Short periods of travel within France and abroad, such as to conferences to present accepted peer-reviewed papers and posters, should be expected. Candidates for this position should be aware that the offices of most of IRCAM’s research teams are in an underground building with a central skylight.

Supplementary information

Candidates should have an excellent background (Master’s or Bachelor’s degree) in one or more of the following fields: computer science, mathematical sciences (including operations research and statistics), music technology, or a related field. Additional skills in musicology, musical performance, music theory, music composition, or bio- or biomedical engineering are highly desirable.

Essential skills include the ability to design, develop, and use scientific computing software, tools, and methodologies, and experience in applying data science techniques such as optimization, statistics, scientific visualization, and machine learning.  The work requires sound knowledge of programming languages such as Python, Matlab, or C++. A willingness to learn signal processing software and other dedicated languages is also expected.
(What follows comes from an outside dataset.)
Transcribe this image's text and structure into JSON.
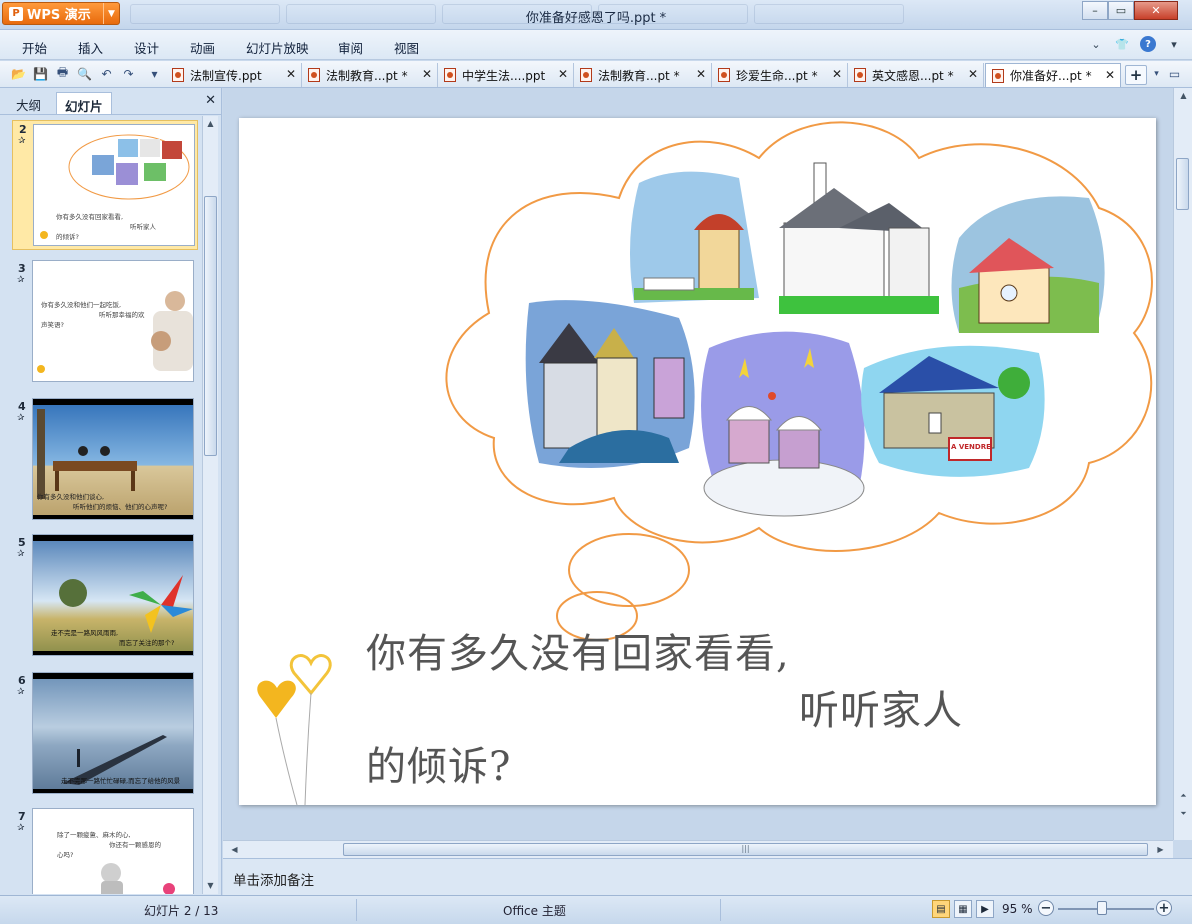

Flexibility and adaptability, creativity and authonomy, as well as the willingness to learn and develop one’s skills are important.

Strong written and oral communication skills in English (ability to operate in French is desirable) so as to be able to present at international conferences and write articles in scientific publications are essential.

We are looking for a PhD candidate who will become fully integrated in the project’s interdisciplinary team. The ability to work collaboratively with others of diverse backgrounds and skill sets will be essential. Part of the project will involve the organizing of events and liaising with stakeholders; hence, strong communication and organizational skills will also be useful.


Applications must include a detailed CV; at least two references (people who may be contacted); a one-page cover letter; a one-page abstract of the Master’s thesis if applicable; up to three samples of writing such as published articles; and, documentation of grades obtained for the Master’s or Bachelor’s degree.

The closing date for sending applications is 1 September 2019. Interviews will take place the latter half of September 2019. The expected start date is 15 October 2019 or later, depending on whether the candidate is French, European, or from a non-EU country.